Les demandeurs soutenaient également que l’article L. 3222-3 du code de la santé publique ne précisait pas les conditions dans lesquelles la dangerosité de la personne était appréciée, ni la procédure de placement en UMD puisque ce sont les articles R. 3222-1 et suivants de ce même code, issus du décret du 18 juillet 2011, qui prévoient cette procédure. Ainsi, ils considèrent que la prise en charge dans une UMD entraîne un degré plus rigoureux de privation de la liberté individuelle et que le cadre de cette prise en charge doit être fixé par la loi, non par décret, et prévoir les voies de recours appropriées.

Le Conseil constitutionnel a rejeté les arguments des requérants. Il a tout d’abord jugé que « le régime juridique de privation de liberté auquel sont soumises les personnes prises en charge dans une unité pour malades difficiles n’est pas différent de celui applicable aux autres personnes faisant l’objet de soins sans leur consentement sous la forme d’une hospitalisation complète ». Leur sont en particulier applicables, poursuit-il, l’article L. 3211-3 du CSP, qui fixe les droits dont disposent toutes les personnes hospitalisées sans leur consentement, et l’article L. 3211-12 du même code, qui leur reconnaît le droit de saisir à tout moment le juge des libertés et de la détention aux fins d’ordonner, à bref délai, la mainlevée de la mesure quelle qu’en soit la forme.

Le Conseil constitutionnel a ensuite jugé que, en « renvoyant au décret le soin de fixer les modalités de prise en charge en UMD des personnes faisant l’objet d’une mesure de soins psychiatrique sans leur consentement, le législateur n’a privé de garanties légales aucune exigence constitutionnelle ».

Au final, l’article L. 3222-3 du code de la santé publique est donc conforme à la Constitution même si c’est un décret et non la loi qui fixe les modalités de prise en charge en UMD des personnes faisant l’objet d’une mesure de soins psychiatriques sans leur consentement.

Quid des dispositions du décret ?

Néanmoins, une difficulté subsiste. En effet, comme nous l’avons dit précédemment, l’article L. 3222-3 du code de la santé publique a été abrogé mais les dispositions réglementaires issues du décret d’application de cet article demeurent et continuent de régir les conditions d’entrée et de sorties des patients. Un recours en Conseil d’Etat a d’ailleurs été déposé contre ce décret par le Cercle de réflexion et de proposition d’actions sur la psychiatrie. La Haute Juridiction administrative attendait la décision du Conseil constitutionnel avant de statuer.

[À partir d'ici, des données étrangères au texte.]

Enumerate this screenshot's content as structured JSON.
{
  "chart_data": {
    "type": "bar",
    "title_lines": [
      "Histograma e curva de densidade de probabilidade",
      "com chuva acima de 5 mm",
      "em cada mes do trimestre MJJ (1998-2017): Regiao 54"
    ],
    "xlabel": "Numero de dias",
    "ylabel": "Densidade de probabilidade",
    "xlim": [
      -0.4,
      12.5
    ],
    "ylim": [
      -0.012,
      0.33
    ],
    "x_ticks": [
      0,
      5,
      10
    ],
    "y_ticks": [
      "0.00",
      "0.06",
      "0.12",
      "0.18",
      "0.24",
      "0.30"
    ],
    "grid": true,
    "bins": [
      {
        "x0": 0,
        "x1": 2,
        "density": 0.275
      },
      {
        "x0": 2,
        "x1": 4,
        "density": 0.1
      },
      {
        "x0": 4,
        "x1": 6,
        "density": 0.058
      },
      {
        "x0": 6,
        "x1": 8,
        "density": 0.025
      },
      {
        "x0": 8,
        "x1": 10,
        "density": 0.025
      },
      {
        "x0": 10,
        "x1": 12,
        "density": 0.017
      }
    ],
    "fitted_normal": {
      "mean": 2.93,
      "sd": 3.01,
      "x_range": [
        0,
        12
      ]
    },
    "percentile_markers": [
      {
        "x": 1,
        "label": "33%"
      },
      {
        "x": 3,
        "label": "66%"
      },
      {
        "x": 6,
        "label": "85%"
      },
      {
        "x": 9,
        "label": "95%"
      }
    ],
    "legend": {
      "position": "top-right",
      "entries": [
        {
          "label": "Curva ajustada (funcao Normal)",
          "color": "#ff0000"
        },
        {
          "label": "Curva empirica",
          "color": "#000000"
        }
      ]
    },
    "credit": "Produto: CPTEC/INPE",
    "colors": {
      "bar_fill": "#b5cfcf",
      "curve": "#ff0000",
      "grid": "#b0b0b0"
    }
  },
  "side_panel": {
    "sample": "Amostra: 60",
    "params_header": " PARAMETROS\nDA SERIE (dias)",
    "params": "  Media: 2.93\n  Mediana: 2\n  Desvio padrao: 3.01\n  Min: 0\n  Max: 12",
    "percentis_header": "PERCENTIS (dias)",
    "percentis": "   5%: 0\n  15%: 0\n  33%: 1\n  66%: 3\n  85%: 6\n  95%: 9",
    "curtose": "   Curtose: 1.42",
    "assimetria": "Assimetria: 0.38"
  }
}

[Décision n° 2013-367 QPC du 14 février 2014, NOR : CSCWX1403929S, J.O. du 16-02-14]
Notes

(1) Pour une présentation détaillée de la loi, voir le numéro juridique des ASH Les soins psychiatriques sans consentement – Mars 2012.

(2) Voir ASH n° 2826 du 27-09-13, p. 50.

(3) Commentaire du Conseil constitutionnel, disponible sur www.conseil-constitutionnel.fr.

(4) Voir ASH n° 2757 du 27-04-12, p. 5.

(5) Décret n° 2011-847 du 18 juillet 2011, J.O. du 19-07-11.